LLM calls broke your resilience playbook. Add these back.

Retry, circuit breaker, timeout — the patterns that kept services up for two decades don't cover the failure modes of services that call LLMs and tools. Here's what's missing.

Cover art for "LLM calls broke your resilience playbook. Add these back."

The resilience playbook that worked for two decades — retry on transient failure, circuit breaker on persistent failure, timeout on the lot, bulkhead between dependencies — was designed for a world where backend calls failed cleanly. They returned 5xx, or they didn’t. They were fast, or they timed out at a predictable boundary. The downstream cost of a retry was a network round-trip.

LLM calls and tool calls don’t fail cleanly. They time out mid-stream. They throttle silently. They succeed and burn an eye-watering budget. They return a polite paragraph of confident nonsense. The standard playbook isn’t wrong — it’s incomplete for the shape of the new failure surface.

The new primitives.

Resilience for AI-shaped calls needs all of the old patterns and a handful of new ones, composable in any combination because the right combination is workload-specific:

Each is a wrapper around a call. Composition is the operating model. The cost is a few dozen lines of glue. The benefit is that production stops being an open-ended bet on the model provider’s good behavior.

What goes wrong without them.

A partial list of failure modes I keep watching:

  1. Naive retry on rate limit. 429 comes back. The client retries immediately. The provider returns 429 again. The retry loop accelerates the throttle, the bill spikes, and the user gets a 504 anyway. Retry without a budget is amplification.

  2. Timeout-as-deadline kills mid-stream. A 30-second timeout on a streaming call cancels the connection at second 30. Doesn’t matter that bytes were flowing every 200 ms. The client throws away three quarters of a useful answer because the wall clock said so.

  3. Silent downgrade-and-pray. Primary model throttles. Code falls back to the cheap model. Nobody logs the fallback. The user sees a worse answer; the team sees “everything green”; the support ticket arrives in a week with no breadcrumbs.

  4. No cost ceiling per request. A single prompt with a runaway context can spend $40 of provider credit before returning. There’s no gate that says “this request, this user, this session is allowed to cost N.” The first time anyone notices is the monthly invoice.
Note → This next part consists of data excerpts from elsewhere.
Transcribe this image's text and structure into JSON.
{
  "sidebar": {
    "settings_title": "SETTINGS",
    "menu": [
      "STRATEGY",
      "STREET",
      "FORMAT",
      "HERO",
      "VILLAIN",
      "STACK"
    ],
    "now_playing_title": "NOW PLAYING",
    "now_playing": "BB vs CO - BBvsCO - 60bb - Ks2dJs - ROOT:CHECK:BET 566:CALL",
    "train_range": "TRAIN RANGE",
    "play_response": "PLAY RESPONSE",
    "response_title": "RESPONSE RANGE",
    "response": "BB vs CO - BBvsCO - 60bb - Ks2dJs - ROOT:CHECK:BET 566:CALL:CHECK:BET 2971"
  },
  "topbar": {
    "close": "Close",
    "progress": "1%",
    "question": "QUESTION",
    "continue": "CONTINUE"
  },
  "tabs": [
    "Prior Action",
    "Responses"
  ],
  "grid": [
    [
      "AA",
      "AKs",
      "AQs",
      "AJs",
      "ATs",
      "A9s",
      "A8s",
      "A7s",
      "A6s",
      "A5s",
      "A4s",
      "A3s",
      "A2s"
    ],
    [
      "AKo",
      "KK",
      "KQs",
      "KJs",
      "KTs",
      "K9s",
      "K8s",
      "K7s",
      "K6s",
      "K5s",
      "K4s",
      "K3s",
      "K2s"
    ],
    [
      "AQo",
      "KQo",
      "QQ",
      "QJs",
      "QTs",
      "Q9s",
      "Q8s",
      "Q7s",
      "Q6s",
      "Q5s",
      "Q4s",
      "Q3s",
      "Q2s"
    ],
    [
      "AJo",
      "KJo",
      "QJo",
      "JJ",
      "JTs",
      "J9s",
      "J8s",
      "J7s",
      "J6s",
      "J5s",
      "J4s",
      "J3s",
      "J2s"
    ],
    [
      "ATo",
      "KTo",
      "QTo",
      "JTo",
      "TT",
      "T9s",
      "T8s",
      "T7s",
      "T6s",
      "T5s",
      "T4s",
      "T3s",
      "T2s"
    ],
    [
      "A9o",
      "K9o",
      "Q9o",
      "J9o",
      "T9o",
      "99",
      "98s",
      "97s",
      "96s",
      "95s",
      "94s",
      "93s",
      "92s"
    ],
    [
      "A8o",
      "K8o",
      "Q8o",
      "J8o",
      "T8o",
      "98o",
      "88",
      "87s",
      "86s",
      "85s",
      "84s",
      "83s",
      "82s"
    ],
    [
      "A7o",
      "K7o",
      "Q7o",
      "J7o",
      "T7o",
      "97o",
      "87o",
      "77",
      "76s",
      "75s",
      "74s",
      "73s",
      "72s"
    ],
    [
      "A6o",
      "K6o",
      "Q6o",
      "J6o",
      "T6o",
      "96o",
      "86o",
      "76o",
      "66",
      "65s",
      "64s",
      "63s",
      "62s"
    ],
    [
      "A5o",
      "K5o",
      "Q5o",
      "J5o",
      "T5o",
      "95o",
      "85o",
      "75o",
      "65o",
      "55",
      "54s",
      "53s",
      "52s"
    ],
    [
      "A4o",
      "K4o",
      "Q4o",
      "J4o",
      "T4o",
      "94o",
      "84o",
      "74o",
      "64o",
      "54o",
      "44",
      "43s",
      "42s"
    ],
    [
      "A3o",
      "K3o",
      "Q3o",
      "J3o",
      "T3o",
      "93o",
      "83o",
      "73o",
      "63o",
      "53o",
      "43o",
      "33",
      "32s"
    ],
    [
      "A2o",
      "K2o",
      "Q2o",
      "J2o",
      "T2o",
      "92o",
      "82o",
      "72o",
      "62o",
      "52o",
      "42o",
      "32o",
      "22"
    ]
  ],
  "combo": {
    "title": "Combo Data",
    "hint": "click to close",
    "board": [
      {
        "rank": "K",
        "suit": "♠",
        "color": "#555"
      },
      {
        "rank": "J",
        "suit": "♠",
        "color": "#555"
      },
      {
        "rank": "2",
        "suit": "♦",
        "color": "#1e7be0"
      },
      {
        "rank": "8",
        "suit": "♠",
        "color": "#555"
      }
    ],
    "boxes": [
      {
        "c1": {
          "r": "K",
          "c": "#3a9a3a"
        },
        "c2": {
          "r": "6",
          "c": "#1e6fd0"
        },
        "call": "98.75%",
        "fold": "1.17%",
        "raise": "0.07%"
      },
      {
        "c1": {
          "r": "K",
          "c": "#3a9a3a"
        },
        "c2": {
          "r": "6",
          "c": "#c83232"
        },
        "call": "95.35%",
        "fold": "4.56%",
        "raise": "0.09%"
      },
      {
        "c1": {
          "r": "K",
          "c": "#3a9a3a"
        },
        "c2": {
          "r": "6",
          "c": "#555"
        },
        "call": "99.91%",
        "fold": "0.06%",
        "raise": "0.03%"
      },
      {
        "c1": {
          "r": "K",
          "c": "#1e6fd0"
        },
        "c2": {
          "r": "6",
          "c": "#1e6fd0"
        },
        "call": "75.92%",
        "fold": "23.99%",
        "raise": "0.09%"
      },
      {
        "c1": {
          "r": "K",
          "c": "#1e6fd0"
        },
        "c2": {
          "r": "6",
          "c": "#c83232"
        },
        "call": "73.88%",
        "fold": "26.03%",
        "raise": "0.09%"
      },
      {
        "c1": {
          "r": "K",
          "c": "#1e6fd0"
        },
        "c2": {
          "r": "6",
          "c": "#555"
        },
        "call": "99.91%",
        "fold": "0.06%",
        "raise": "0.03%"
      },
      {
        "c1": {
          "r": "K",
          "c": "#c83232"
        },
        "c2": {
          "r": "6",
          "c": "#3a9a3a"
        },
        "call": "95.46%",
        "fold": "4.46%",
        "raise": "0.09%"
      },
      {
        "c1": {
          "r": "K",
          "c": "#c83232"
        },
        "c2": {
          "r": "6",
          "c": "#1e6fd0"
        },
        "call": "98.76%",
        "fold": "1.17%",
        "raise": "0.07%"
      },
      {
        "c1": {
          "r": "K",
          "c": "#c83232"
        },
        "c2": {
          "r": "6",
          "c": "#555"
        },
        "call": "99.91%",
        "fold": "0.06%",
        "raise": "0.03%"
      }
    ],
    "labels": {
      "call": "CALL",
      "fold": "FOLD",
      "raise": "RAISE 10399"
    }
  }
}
  5. Bulkhead missing on the provider. All outbound LLM calls share one connection pool. The provider has a bad five minutes. Every part of the app — the user-facing chat, the background batch summarization, the internal admin agent — degrades together because they’re competing for the same starved pool.

  6. Hedge without a cap = 3× cost. Hedging the slow tail is the right call until it isn’t. Without a budget gate, every request fires two duplicate calls because “slow” got redefined down to “always”. The latency P99 looks beautiful; the bill triples.

  7. Stream timeout equals full timeout. No per-chunk gate. A stalled stream that emits one byte every 60 seconds is “succeeding” by the wall-clock test. The connection sits open, the user sees a spinner, the operator watches a metric that looks fine.

  8. Adaptive concurrency tuned for HTTP, not tokens. Concurrency control optimised on requests-per-second is the wrong primitive when your bottleneck is tokens-per-minute. The model provider rate-limits on the token plane; your client throttles on the request plane; they disagree on what “saturated” means until the 429s arrive.

The shared cause of all eight: applying patterns designed for cheap, fast, binary calls to a class of calls that’s expensive, slow, streaming, and probabilistic. The patterns still work. They just need the AI-shaped variants and they need to compose.

The fix is the primitive set.

You don’t need my library. You need the patterns, composed correctly for your workload, instrumented well enough that you can see them working.

I built Fortify because the existing Go resilience libraries cover the classical patterns but leave the AI-shaped ones — stream timeout, cost budget, hedge with budget cap, adaptive concurrency tuned for token rate limits — as an exercise for the reader. Fortify ships them as composable middleware, with OpenTelemetry, Prometheus, and slog observability built in, and zero core dependencies. v1.5 ships now.

But the tool is downstream. The point is the primitive set. If you’re shipping a Go service that calls an LLM or a tool, and you don’t have at least timeout + circuit breaker + cost budget + stream timeout wrapping every outbound call, you’re betting the service’s uptime on the model provider’s good behavior. The bet has good days. The bad days are very, very bad.

The old playbook isn’t wrong. It’s just not enough.